Germline stem-cell therapy. Proposed outline for isolation of human spermatogonial stem cells, expansion by proliferation in culture, with possible genetic modification, and transplantation into recipient testes. Spermatogonial stem cells may be cryopreserved at any point between isolation and transplantation. In cancer patients, spermatogonial stem cells could be isolated by testis biopsy before treatment with chemotherapy or radiation, and the stem-cell number increased in culture. After successful treatment, the spermatogonial stem cells would be transplanted to the patient’s testes to restore fertility. This approach is particularly valuable for prepubertal patients because they do not have mature spermatozoa that can be cryopreserved for future use.
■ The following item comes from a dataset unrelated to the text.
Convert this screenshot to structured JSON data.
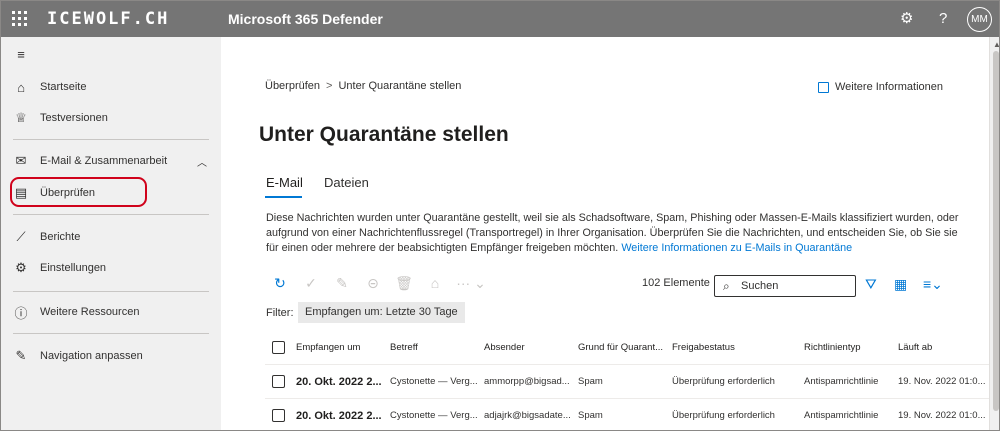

Before transplantation of spermatogonial stem cells into a recovered patient, contamination by cancer cells must be ruled out. This could be accomplished by a combination of several techniques: first, by enrichment of testis cells and/or cultured cells using antibodies to specific surface antigens for spermatogonial stem cells; second, by culturing spermatogonial stem cells under conditions that will not support cancer cells; and third, by testing an aliquot of the cells in immunodeficient mice to determine if cancer cells are present. Development of an in vitro differentiation system to allow intracytoplasmic spermatid injection to fertilize oocytes would eliminate any problem with contaminating cancer cells. For patients carrying a genetic defect, spermatogonial stem cells could be isolated and cultured in vitro, the defective gene corrected, and the spermatogonial stem cells with the corrected gene transplanted into the testes of the patient. To enhance colonization of corrected spermatogonial stem cells, local irradiation could be used to destroy endogenous spermatogenesis. Although the transplantation of gene-corrected spermatogonial stem cells back to the patient is feasible, the approach is more likely to find use when in vitro differentiation of spermatogonial stem cells to spermatids or spermatozoa can be achieved. SSC, spermatogonial stem cell.